問い②
「俺にとって、王とは卑怯者の事を指す」
唐突に開いたその口の動きを理解するのに、私は三秒ほど時を要した。
「やるべきことを最後の最後で投げ出して、そこから前の事は全部頑張って、やるだけの事をやって、最後だけ投げ出していった卑怯者だ」
それが何を指すかは分からなかった。だが、自分が安易に想像しているよりも何倍も深い意味を持ち、うかつに踏み込んではいけない領域だという事は察せられた。

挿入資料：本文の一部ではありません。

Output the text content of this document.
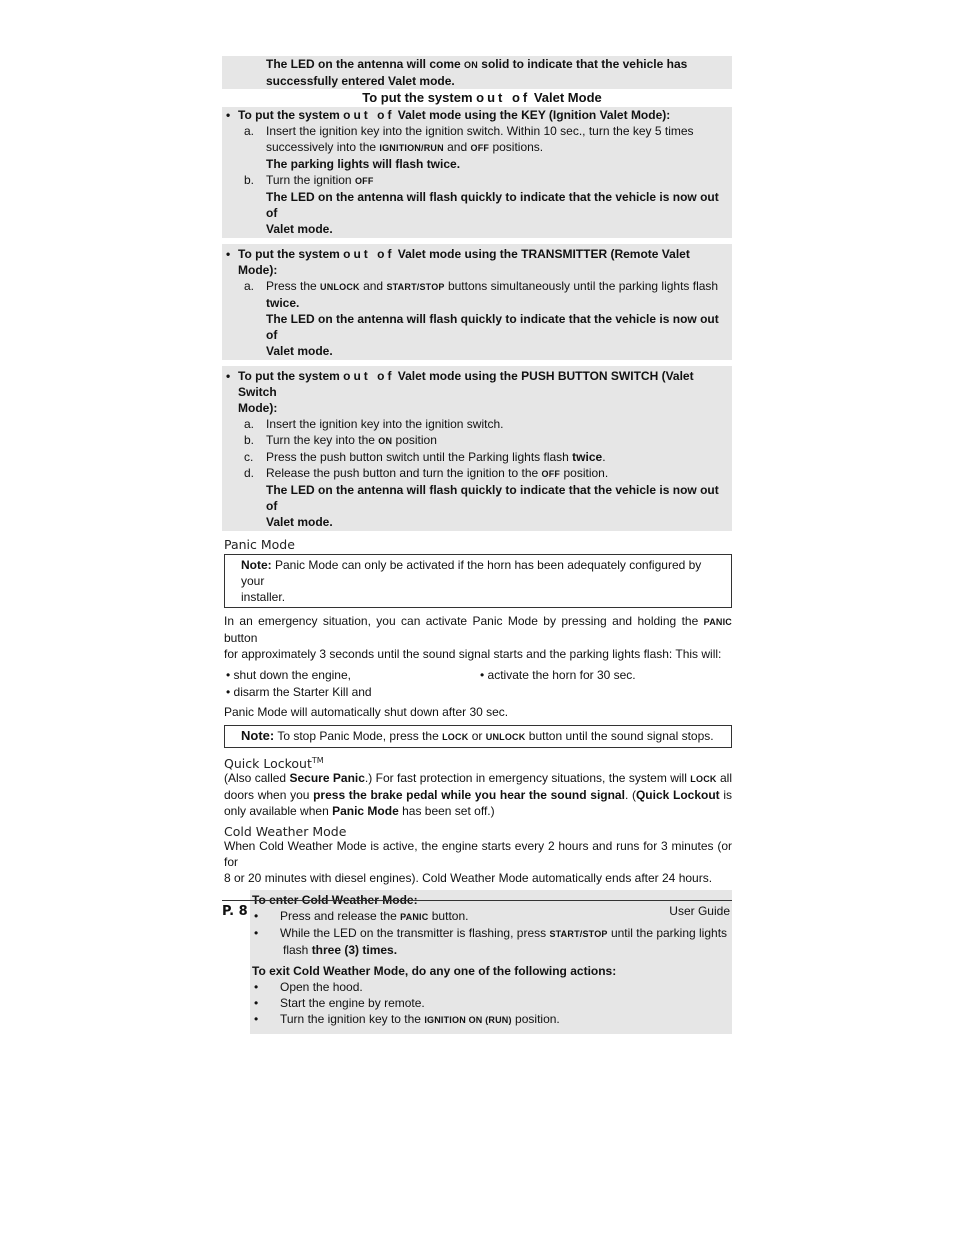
The LED on the antenna will come ON solid to indicate that the vehicle has
successfully entered Valet mode.
To put the system out of Valet Mode
• To put the system out of Valet mode using the KEY (Ignition Valet Mode):
a. Insert the ignition key into the ignition switch. Within 10 sec., turn the key 5 times
successively into the IGNITION/RUN and OFF positions.
The parking lights will flash twice.
b. Turn the ignition OFF
The LED on the antenna will flash quickly to indicate that the vehicle is now out of
Valet mode.
• To put the system out of Valet mode using the TRANSMITTER (Remote Valet Mode):
a. Press the UNLOCK and START/STOP buttons simultaneously until the parking lights flash
twice.
The LED on the antenna will flash quickly to indicate that the vehicle is now out of
Valet mode.
• To put the system out of Valet mode using the PUSH BUTTON SWITCH (Valet Switch
Mode):
a. Insert the ignition key into the ignition switch.
b. Turn the key into the ON position
c.	Press the push button switch until the Parking lights flash twice.
d. Release the push button and turn the ignition to the OFF position.
The LED on the antenna will flash quickly to indicate that the vehicle is now out of
Valet mode.
Panic Mode
Note: Panic Mode can only be activated if the horn has been adequately configured by your
installer.
In an emergency situation, you can activate Panic Mode by pressing and holding the PANIC button
for approximately 3 seconds until the sound signal starts and the parking lights flash: This will:
• shut down the engine,	• activate the horn for 30 sec.
• disarm the Starter Kill and
Panic Mode will automatically shut down after 30 sec.
Note: To stop Panic Mode, press the LOCK or UNLOCK button until the sound signal stops.
Quick Lockout™
(Also called Secure Panic.) For fast protection in emergency situations, the system will LOCK all
doors when you press the brake pedal while you hear the sound signal. (Quick Lockout is
only available when Panic Mode has been set off.)
Cold Weather Mode
When Cold Weather Mode is active, the engine starts every 2 hours and runs for 3 minutes (or for
8 or 20 minutes with diesel engines). Cold Weather Mode automatically ends after 24 hours.
To enter Cold Weather Mode:
• Press and release the PANIC button.
• While the LED on the transmitter is flashing, press START/STOP until the parking lights
flash three (3) times.
To exit Cold Weather Mode, do any one of the following actions:
• Open the hood.
• Start the engine by remote.
• Turn the ignition key to the IGNITION ON (RUN) position.
P. 8	User Guide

「俺はそんな王に仕える気はさらさらない、あんな島の最後に付き合うつもりもない、だから聖杯を手にした瞬間に懇願したのだ、――俺を、天に――。と」
正直言って難しかった、アーサー王伝説が有名とは言えど、自分が知っているのは主人公たるアーサー王の名とそれに仕えた円卓の騎士、その物語のカギを握る聖剣、王の墓場と言われているアヴァロンぐらいだ。
だから目の前の騎士が何をして、何を願って、どんな最期を迎えて名を遺したかなど、知る由も無かったのだ。
「……王って、何なんでしょうね」
だから、そんな他人事のようにしか言えなくて、自分の知っている限りの「王」を話した。
「さっきの質問に答えます。私を無理やり家臣だと言い張る、おバカな王様のお話で」
眉を顰めた騎士は座り込み、私も座り込み、一人の男に関する話が始まった。